Relationships First. Design a time for students to connect with the same peers and adults every day. Use this time to develop strong relationships, trust, and purpose. Research has shown that positive relationships are at the core not only of learning but of survival and long-term physical and mental health. Learning environments that are consistently engaging and nurturing help students to feel a sense of belonging, exercise leadership, explore new ideas, and achieve goals. Profoundly formative, students gain the know-how of resilience, empathy, teamwork, meaning-making, empowerment, and voice. These skills help students navigate change, overcome setbacks, and gain confidence during adversity.

Some people may think this skill-building requires students to be physically in one place—like a brick-and-mortar classroom. But we have found ways to engage groups of students online, establish norms and rituals, and assure that everyone can express themselves freely. It takes adjustment, but remember, our students are digital natives and very adaptable.

Integrate Social, Emotional, and Academic Development. Identify instructional strategies that, alongside academic content, include students practicing social and emotional skills, as these competencies advance achievement as well as mental health.

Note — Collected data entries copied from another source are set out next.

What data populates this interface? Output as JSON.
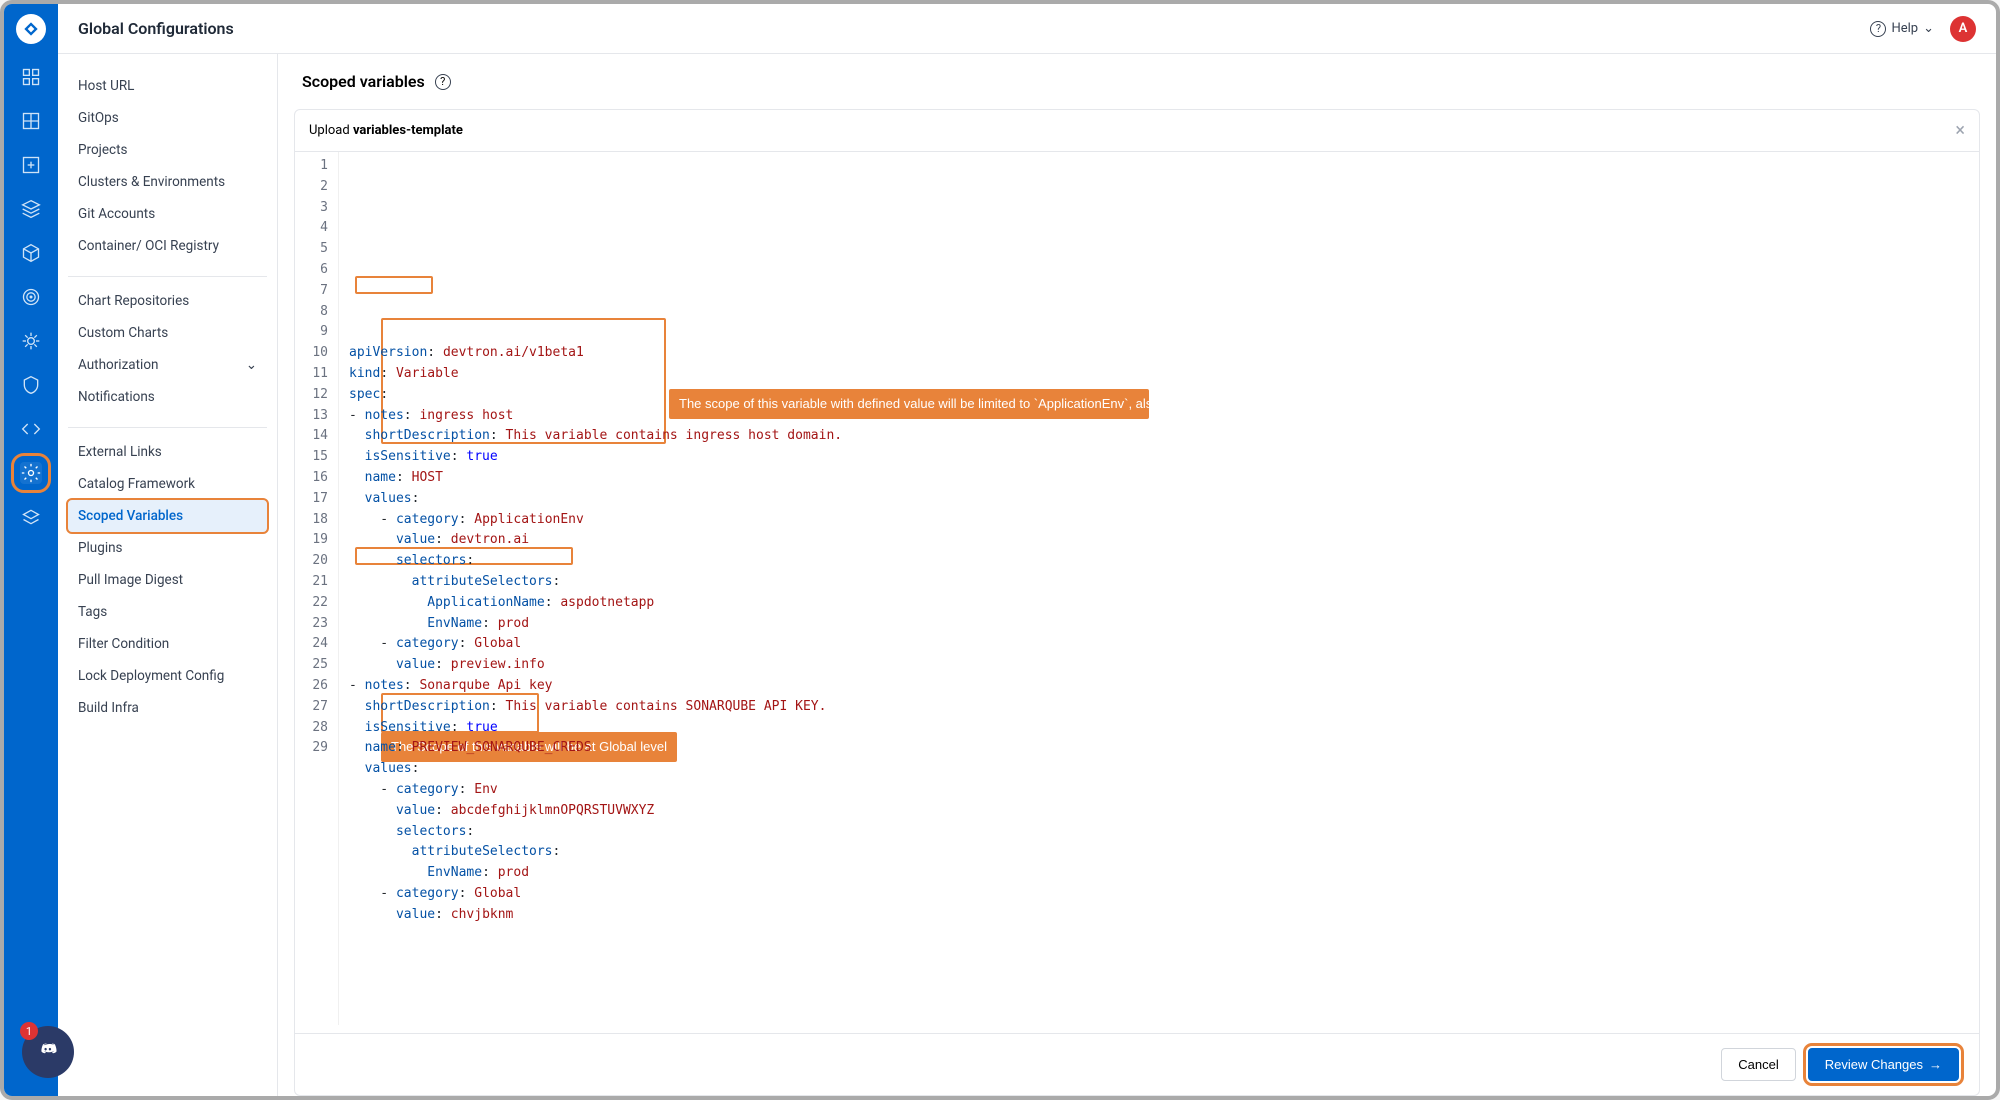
{
  "topbar": {
    "title": "Global Configurations",
    "help_label": "Help",
    "avatar_initial": "A"
  },
  "rail": {
    "discord_badge": "1"
  },
  "sidebar": {
    "group1": [
      "Host URL",
      "GitOps",
      "Projects",
      "Clusters & Environments",
      "Git Accounts",
      "Container/ OCI Registry"
    ],
    "group2": [
      "Chart Repositories",
      "Custom Charts",
      "Authorization",
      "Notifications"
    ],
    "group3": [
      "External Links",
      "Catalog Framework",
      "Scoped Variables",
      "Plugins",
      "Pull Image Digest",
      "Tags",
      "Filter Condition",
      "Lock Deployment Config",
      "Build Infra"
    ],
    "active": "Scoped Variables"
  },
  "content": {
    "heading": "Scoped variables",
    "upload_prefix": "Upload ",
    "upload_filename": "variables-template",
    "cancel_label": "Cancel",
    "review_label": "Review Changes"
  },
  "callouts": {
    "c1": "The scope of this variable with defined value will be limited to `ApplicationEnv`, also in that specific for `aspdotnetapp` with EnvName as `prod`",
    "c2": "The Scope of this variable will be at Global level"
  },
  "code": {
    "lines": [
      [
        [
          "key",
          "apiVersion"
        ],
        [
          "punc",
          ": "
        ],
        [
          "str",
          "devtron.ai/v1beta1"
        ]
      ],
      [
        [
          "key",
          "kind"
        ],
        [
          "punc",
          ": "
        ],
        [
          "str",
          "Variable"
        ]
      ],
      [
        [
          "key",
          "spec"
        ],
        [
          "punc",
          ":"
        ]
      ],
      [
        [
          "punc",
          "- "
        ],
        [
          "key",
          "notes"
        ],
        [
          "punc",
          ": "
        ],
        [
          "str",
          "ingress host"
        ]
      ],
      [
        [
          "punc",
          "  "
        ],
        [
          "key",
          "shortDescription"
        ],
        [
          "punc",
          ": "
        ],
        [
          "str",
          "This variable contains ingress host domain."
        ]
      ],
      [
        [
          "punc",
          "  "
        ],
        [
          "key",
          "isSensitive"
        ],
        [
          "punc",
          ": "
        ],
        [
          "bool",
          "true"
        ]
      ],
      [
        [
          "punc",
          "  "
        ],
        [
          "key",
          "name"
        ],
        [
          "punc",
          ": "
        ],
        [
          "str",
          "HOST"
        ]
      ],
      [
        [
          "punc",
          "  "
        ],
        [
          "key",
          "values"
        ],
        [
          "punc",
          ":"
        ]
      ],
      [
        [
          "punc",
          "    - "
        ],
        [
          "key",
          "category"
        ],
        [
          "punc",
          ": "
        ],
        [
          "str",
          "ApplicationEnv"
        ]
      ],
      [
        [
          "punc",
          "      "
        ],
        [
          "key",
          "value"
        ],
        [
          "punc",
          ": "
        ],
        [
          "str",
          "devtron.ai"
        ]
      ],
      [
        [
          "punc",
          "      "
        ],
        [
          "key",
          "selectors"
        ],
        [
          "punc",
          ":"
        ]
      ],
      [
        [
          "punc",
          "        "
        ],
        [
          "key",
          "attributeSelectors"
        ],
        [
          "punc",
          ":"
        ]
      ],
      [
        [
          "punc",
          "          "
        ],
        [
          "key",
          "ApplicationName"
        ],
        [
          "punc",
          ": "
        ],
        [
          "str",
          "aspdotnetapp"
        ]
      ],
      [
        [
          "punc",
          "          "
        ],
        [
          "key",
          "EnvName"
        ],
        [
          "punc",
          ": "
        ],
        [
          "str",
          "prod"
        ]
      ],
      [
        [
          "punc",
          "    - "
        ],
        [
          "key",
          "category"
        ],
        [
          "punc",
          ": "
        ],
        [
          "str",
          "Global"
        ]
      ],
      [
        [
          "punc",
          "      "
        ],
        [
          "key",
          "value"
        ],
        [
          "punc",
          ": "
        ],
        [
          "str",
          "preview.info"
        ]
      ],
      [
        [
          "punc",
          "- "
        ],
        [
          "key",
          "notes"
        ],
        [
          "punc",
          ": "
        ],
        [
          "str",
          "Sonarqube Api key"
        ]
      ],
      [
        [
          "punc",
          "  "
        ],
        [
          "key",
          "shortDescription"
        ],
        [
          "punc",
          ": "
        ],
        [
          "str",
          "This variable contains SONARQUBE API KEY."
        ]
      ],
      [
        [
          "punc",
          "  "
        ],
        [
          "key",
          "isSensitive"
        ],
        [
          "punc",
          ": "
        ],
        [
          "bool",
          "true"
        ]
      ],
      [
        [
          "punc",
          "  "
        ],
        [
          "key",
          "name"
        ],
        [
          "punc",
          ": "
        ],
        [
          "str",
          "PREVIEW_SONARQUBE_CREDS"
        ]
      ],
      [
        [
          "punc",
          "  "
        ],
        [
          "key",
          "values"
        ],
        [
          "punc",
          ":"
        ]
      ],
      [
        [
          "punc",
          "    - "
        ],
        [
          "key",
          "category"
        ],
        [
          "punc",
          ": "
        ],
        [
          "str",
          "Env"
        ]
      ],
      [
        [
          "punc",
          "      "
        ],
        [
          "key",
          "value"
        ],
        [
          "punc",
          ": "
        ],
        [
          "str",
          "abcdefghijklmnOPQRSTUVWXYZ"
        ]
      ],
      [
        [
          "punc",
          "      "
        ],
        [
          "key",
          "selectors"
        ],
        [
          "punc",
          ":"
        ]
      ],
      [
        [
          "punc",
          "        "
        ],
        [
          "key",
          "attributeSelectors"
        ],
        [
          "punc",
          ":"
        ]
      ],
      [
        [
          "punc",
          "          "
        ],
        [
          "key",
          "EnvName"
        ],
        [
          "punc",
          ": "
        ],
        [
          "str",
          "prod"
        ]
      ],
      [
        [
          "punc",
          "    - "
        ],
        [
          "key",
          "category"
        ],
        [
          "punc",
          ": "
        ],
        [
          "str",
          "Global"
        ]
      ],
      [
        [
          "punc",
          "      "
        ],
        [
          "key",
          "value"
        ],
        [
          "punc",
          ": "
        ],
        [
          "str",
          "chvjbknm"
        ]
      ],
      [
        [
          "punc",
          ""
        ]
      ]
    ]
  }
}
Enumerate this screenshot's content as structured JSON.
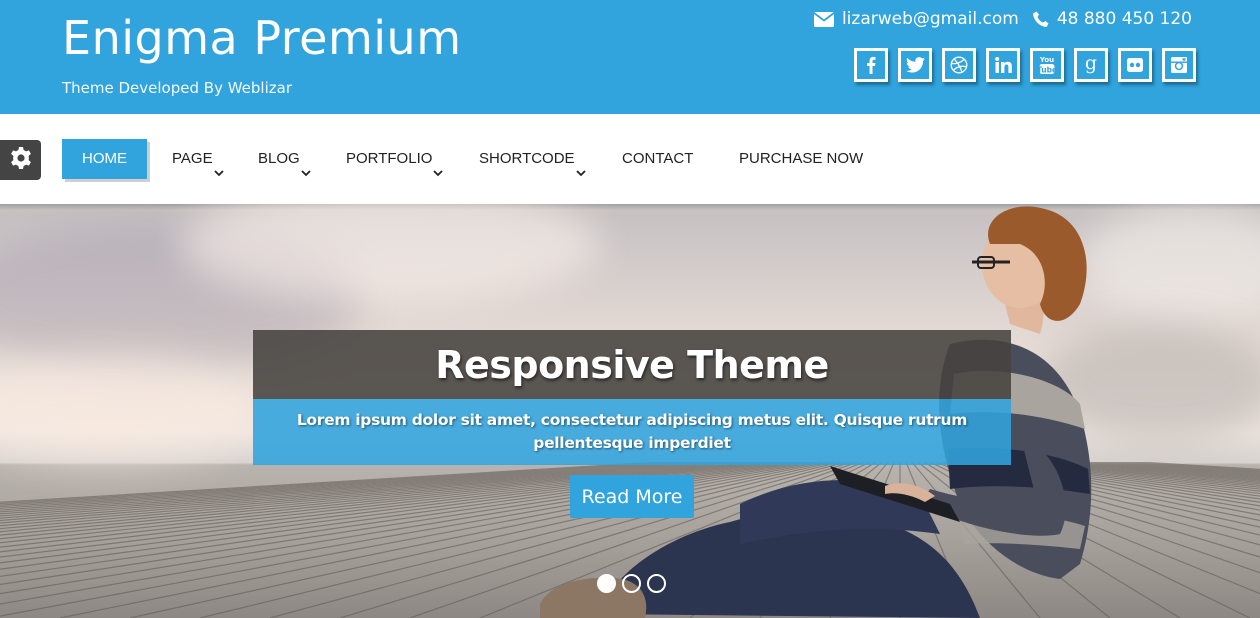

Several organizations, all part of a national movement of educational transformation such as CASEL, Attendance Works, Search Institute, SoLD Alliance, and others, including our organizations, have published free, online resources that are readily available to help parents and educators integrate social-emotional development; master virtual approaches to learning; improve student engagement; and help children and adults feel psychologically safe in online spaces.

Prioritize Educator Mental Health. Teachers are under tremendous pressure. They need proactive mental health support in the form of empathic relationships with colleagues, administrators, and families; opportunities for voice and collaboration; and time to make collective meaning of their experience. The dual benefit is increasing teacher resilience will also strengthen their use of these strategies with students in virtual environments.

Hard times are accelerating mental health disorders and trauma responses in both children and adults. We have a chance to create learning environments where everyone can experience more hope, connection, and well-being. A holistic approach is the mental health boost we need while waiting impatiently for a COVID-19 vaccine.

Stephanie Wu is City Year’s Chief Transformation Officer and leads the development of City Year’s Whole School Whole Child services. As a founding staff member of City Year, she has overseen the development and scaling of City Year’s youth development practices that remain foundational to City Year’s work in more than 300 public schools in 29 U.S. communities.